Moving to the Internet is inevitable. The type of functionality provided by Google is going to be as integral to running a business as e-mail has become, and you would never consider running a business today without email.

“Send: The Essential Guide to Email for Office and Home”

May 9th, 2007 | No Comments | Posted in Gmail, News, iGoogle

As a user (or potential user) of Google Apps, you no doubt make extensive use of email every single day. So you would be well-advised to take a look at a new book called “Send: The Essential Guide to Email for Office and Home“.
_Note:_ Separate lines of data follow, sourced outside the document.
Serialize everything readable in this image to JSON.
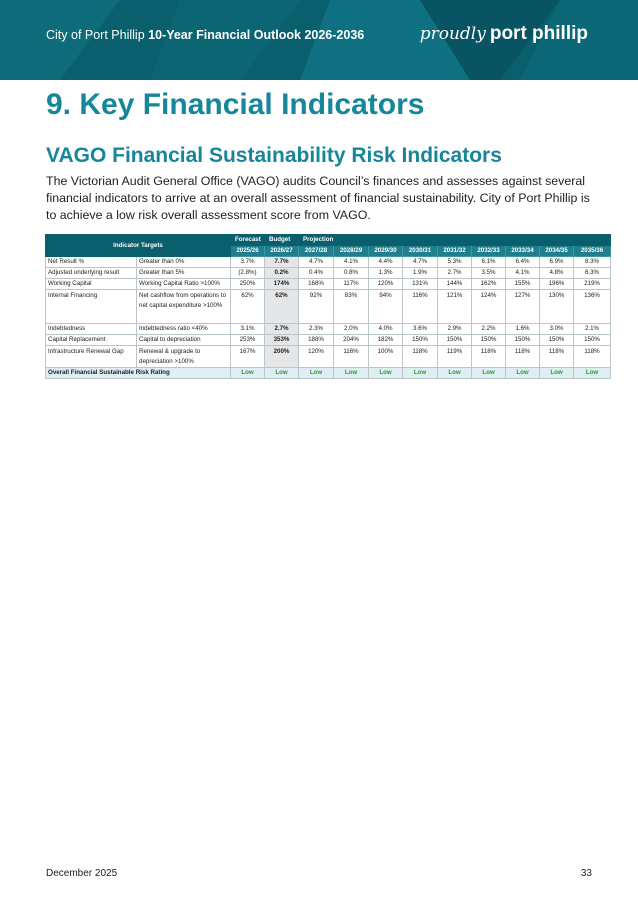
{
  "header": {
    "title_prefix": "City of Port Phillip",
    "title_bold": "10-Year Financial Outlook 2026-2036",
    "brand_script": "proudly",
    "brand_main": "port phillip",
    "colors": {
      "banner": "#0a5f6d",
      "heading": "#16879a",
      "rating_low": "#2e9a35"
    }
  },
  "headings": {
    "h1": "9. Key Financial Indicators",
    "h2": "VAGO Financial Sustainability Risk Indicators"
  },
  "intro": "The Victorian Audit General Office (VAGO) audits Council’s finances and assesses against several financial indicators to arrive at an overall assessment of financial sustainability. City of Port Phillip is to achieve a low risk overall assessment score from VAGO.",
  "table": {
    "targets_header": "Indicator Targets",
    "group_labels": {
      "forecast": "Forecast",
      "budget": "Budget",
      "projection": "Projection"
    },
    "years": [
      "2025/26",
      "2026/27",
      "2027/28",
      "2028/29",
      "2029/30",
      "2030/31",
      "2031/32",
      "2032/33",
      "2033/34",
      "2034/35",
      "2035/36"
    ],
    "rows": [
      {
        "name": "Net Result %",
        "target": "Greater than 0%",
        "values": [
          "3.7%",
          "7.7%",
          "4.7%",
          "4.1%",
          "4.4%",
          "4.7%",
          "5.3%",
          "6.1%",
          "6.4%",
          "6.9%",
          "8.3%"
        ]
      },
      {
        "name": "Adjusted underlying result",
        "target": "Greater than 5%",
        "values": [
          "(2.8%)",
          "0.2%",
          "0.4%",
          "0.8%",
          "1.3%",
          "1.9%",
          "2.7%",
          "3.5%",
          "4.1%",
          "4.8%",
          "6.3%"
        ]
      },
      {
        "name": "Working Capital",
        "target": "Working Capital Ratio >100%",
        "values": [
          "250%",
          "174%",
          "168%",
          "117%",
          "120%",
          "131%",
          "144%",
          "162%",
          "155%",
          "196%",
          "219%"
        ]
      },
      {
        "name": "Internal Financing",
        "target": "Net cashflow from operations to net capital expenditure >100%",
        "values": [
          "62%",
          "62%",
          "92%",
          "83%",
          "94%",
          "116%",
          "121%",
          "124%",
          "127%",
          "130%",
          "136%"
        ]
      },
      {
        "name": "Indebtedness",
        "target": "Indebtedness ratio <40%",
        "values": [
          "3.1%",
          "2.7%",
          "2.3%",
          "2.0%",
          "4.0%",
          "3.6%",
          "2.9%",
          "2.2%",
          "1.6%",
          "3.0%",
          "2.1%"
        ]
      },
      {
        "name": "Capital Replacement",
        "target": "Capital to depreciation",
        "values": [
          "253%",
          "353%",
          "188%",
          "204%",
          "182%",
          "150%",
          "150%",
          "150%",
          "150%",
          "150%",
          "150%"
        ]
      },
      {
        "name": "Infrastructure Renewal Gap",
        "target": "Renewal & upgrade to depreciation >100%",
        "values": [
          "167%",
          "200%",
          "120%",
          "116%",
          "100%",
          "118%",
          "119%",
          "118%",
          "118%",
          "118%",
          "118%"
        ]
      }
    ],
    "overall_label": "Overall Financial Sustainable Risk Rating",
    "overall_values": [
      "Low",
      "Low",
      "Low",
      "Low",
      "Low",
      "Low",
      "Low",
      "Low",
      "Low",
      "Low",
      "Low"
    ]
  },
  "footer": {
    "date": "December 2025",
    "page": "33"
  }
}
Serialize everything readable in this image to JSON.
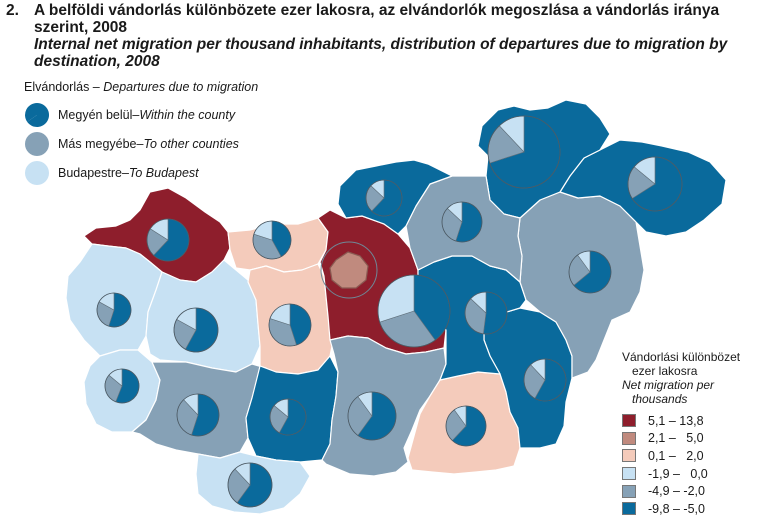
{
  "title": {
    "number": "2.",
    "hu": "A belföldi vándorlás különbözete ezer lakosra, az elvándorlók megoszlása a vándorlás iránya szerint, 2008",
    "en": "Internal net migration per thousand inhabitants, distribution of departures due to migration by destination, 2008"
  },
  "pie_legend": {
    "title_hu": "Elvándorlás",
    "title_sep": " – ",
    "title_en": "Departures due to migration",
    "items": [
      {
        "hu": "Megyén belül",
        "sep": " – ",
        "en": "Within the county",
        "color": "#0a6a9c"
      },
      {
        "hu": "Más megyébe",
        "sep": " – ",
        "en": "To other counties",
        "color": "#86a1b6"
      },
      {
        "hu": "Budapestre",
        "sep": "  – ",
        "en": "To Budapest",
        "color": "#c7e1f3"
      }
    ]
  },
  "scale": {
    "title_hu_1": "Vándorlási különbözet",
    "title_hu_2": "ezer lakosra",
    "title_en_1": "Net migration per",
    "title_en_2": "thousands",
    "classes": [
      {
        "label": "5,1 – 13,8",
        "color": "#8e1e2c"
      },
      {
        "label": "2,1 –   5,0",
        "color": "#c08a7e"
      },
      {
        "label": "0,1 –   2,0",
        "color": "#f4cbbb"
      },
      {
        "label": "-1,9 –   0,0",
        "color": "#c7e1f3"
      },
      {
        "label": "-4,9 – -2,0",
        "color": "#86a1b6"
      },
      {
        "label": "-9,8 – -5,0",
        "color": "#0a6a9c"
      }
    ]
  },
  "colors": {
    "within": "#0a6a9c",
    "other": "#86a1b6",
    "budapest": "#c7e1f3",
    "border": "#ffffff",
    "background": "#ffffff"
  }
}
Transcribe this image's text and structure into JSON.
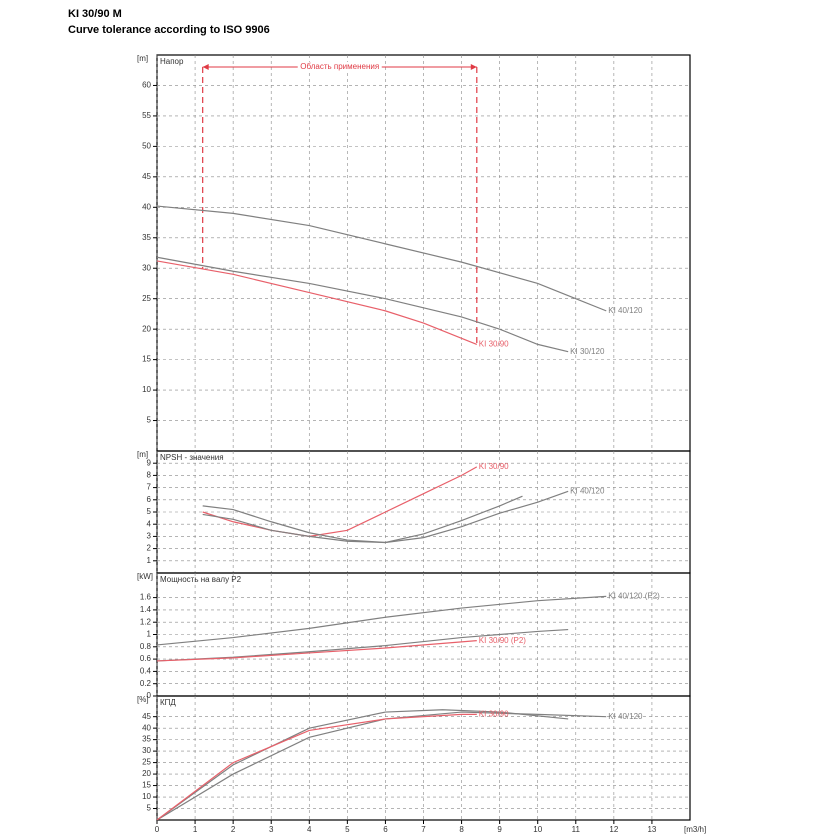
{
  "title": "KI 30/90 M",
  "subtitle": "Curve tolerance according to ISO 9906",
  "chart_data": [
    {
      "type": "line",
      "y_unit": "[m]",
      "label": "Напор",
      "xlim": [
        0,
        14
      ],
      "ylim": [
        0,
        65
      ],
      "yticks": [
        5,
        10,
        15,
        20,
        25,
        30,
        35,
        40,
        45,
        50,
        55,
        60
      ],
      "grid": true,
      "annotation": {
        "text": "Область применения",
        "x": [
          1.2,
          8.4
        ],
        "color": "#e03a44"
      },
      "series": [
        {
          "name": "KI 40/120",
          "color": "#808080",
          "x": [
            0,
            2,
            4,
            6,
            8,
            10,
            11,
            11.8
          ],
          "values": [
            40.2,
            39,
            37,
            34,
            31,
            27.5,
            25,
            23
          ]
        },
        {
          "name": "KI 30/120",
          "color": "#808080",
          "x": [
            0,
            2,
            4,
            6,
            8,
            9,
            10,
            10.8
          ],
          "values": [
            31.8,
            29.5,
            27.5,
            25,
            22,
            20,
            17.5,
            16.3
          ]
        },
        {
          "name": "KI 30/90",
          "color": "#e8606a",
          "x": [
            0,
            2,
            4,
            6,
            7,
            8,
            8.4
          ],
          "values": [
            31.2,
            29,
            26,
            23,
            21,
            18.5,
            17.5
          ]
        }
      ]
    },
    {
      "type": "line",
      "y_unit": "[m]",
      "label": "NPSH - значения",
      "xlim": [
        0,
        14
      ],
      "ylim": [
        0,
        10
      ],
      "yticks": [
        1,
        2,
        3,
        4,
        5,
        6,
        7,
        8,
        9
      ],
      "grid": true,
      "series": [
        {
          "name": "KI 30/90",
          "color": "#e8606a",
          "x": [
            1.2,
            2,
            3,
            4,
            5,
            6,
            7,
            8,
            8.4
          ],
          "values": [
            5,
            4.2,
            3.5,
            3,
            3.5,
            5,
            6.5,
            8,
            8.7
          ]
        },
        {
          "color": "#808080",
          "x": [
            1.2,
            2,
            3,
            4,
            5,
            6,
            7,
            8,
            9,
            9.6
          ],
          "values": [
            5.5,
            5.2,
            4.2,
            3.3,
            2.7,
            2.5,
            3.2,
            4.3,
            5.5,
            6.3
          ]
        },
        {
          "name": "KI 40/120",
          "color": "#808080",
          "x": [
            1.2,
            2,
            3,
            4,
            5,
            6,
            7,
            8,
            9,
            10,
            10.8
          ],
          "values": [
            4.8,
            4.4,
            3.5,
            3,
            2.6,
            2.5,
            2.9,
            3.8,
            4.9,
            5.8,
            6.7
          ]
        }
      ]
    },
    {
      "type": "line",
      "y_unit": "[kW]",
      "label": "Мощность на валу P2",
      "xlim": [
        0,
        14
      ],
      "ylim": [
        0,
        2
      ],
      "yticks": [
        0,
        0.2,
        0.4,
        0.6,
        0.8,
        1,
        1.2,
        1.4,
        1.6
      ],
      "grid": true,
      "series": [
        {
          "name": "KI 40/120 (P2)",
          "color": "#808080",
          "x": [
            0,
            2,
            4,
            6,
            8,
            10,
            11.8
          ],
          "values": [
            0.83,
            0.95,
            1.1,
            1.28,
            1.43,
            1.55,
            1.62
          ]
        },
        {
          "color": "#808080",
          "x": [
            0,
            2,
            4,
            6,
            8,
            10,
            10.8
          ],
          "values": [
            0.57,
            0.63,
            0.72,
            0.82,
            0.95,
            1.05,
            1.08
          ]
        },
        {
          "name": "KI 30/90 (P2)",
          "color": "#e8606a",
          "x": [
            0,
            2,
            4,
            6,
            8,
            8.4
          ],
          "values": [
            0.57,
            0.62,
            0.7,
            0.78,
            0.88,
            0.9
          ]
        }
      ]
    },
    {
      "type": "line",
      "y_unit": "[%]",
      "label": "КПД",
      "xlim": [
        0,
        14
      ],
      "ylim": [
        0,
        54
      ],
      "yticks": [
        5,
        10,
        15,
        20,
        25,
        30,
        35,
        40,
        45
      ],
      "grid": true,
      "xlabel": "[m3/h]",
      "xticks": [
        0,
        1,
        2,
        3,
        4,
        5,
        6,
        7,
        8,
        9,
        10,
        11,
        12,
        13
      ],
      "series": [
        {
          "name": "KI 40/120",
          "color": "#808080",
          "x": [
            0,
            2,
            4,
            6,
            8,
            10,
            11.8
          ],
          "values": [
            0,
            20,
            36,
            44,
            47,
            46,
            45
          ]
        },
        {
          "color": "#808080",
          "x": [
            0,
            2,
            4,
            6,
            7.5,
            9,
            10.8
          ],
          "values": [
            0,
            24,
            40,
            47,
            48,
            47,
            44
          ]
        },
        {
          "name": "KI 30/90",
          "color": "#e8606a",
          "x": [
            0,
            2,
            4,
            6,
            8,
            8.4
          ],
          "values": [
            0,
            25,
            39,
            44,
            46,
            46
          ]
        }
      ]
    }
  ]
}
Coincidentally, I was reading Send on the weekend, and a review of the book by the always amusing Dave Barry appeared in the New York Times Book Review. So instead of me trying to explain the book, I’ll let Dave do it in his unique way:

I’ve become so dependent on e-mail that I sometimes wonder how we ever got by without it. Imagine, for example, how useful it would have been for P aul Revere. Instead of having to climb onto a horse in the middle of the night and ride through Massachusetts spreading the alarm, he could have simply whipped out his BlackBerry, fired off a quick message to the patriots in Lexington and Concord, then gone to sleep (unless he also had TiVo).

Of course there might have been problems. Since Revere was typing with his thumbs, his e-mail probably would have said something like, “teh nritish are cming.” As a result the recipients might not have grasped the urgency of the message. The Concord patriots might have assumed it was mainly intended for the Lexington patriots, while Lexington might have assumed Concord was going to handle it, and we would still be British subjects today. I’m not saying that would be a bad thing; I’m just saying it was not what Revere meant to accomplish.

E-mail, for all its efficiency, often fails to achieve its intended result; a vague or carelessly worded message can cause major problems — personal, legal and financial — for senders and receivers. Helping you avoid these problems is the goal of “Send,” an informative, entertaining, thorough and thoughtful book. The authors are media veterans — David Shipley is deputy editorial page editor of The New York Times; Will Schwalbe is editor in chief of Hyperion Books — with extensive, and not always positive, experience sending and receiving e-mail. They summarize their essential message in two rules: “Think before you send” and “Send e-mail you would like to receive.”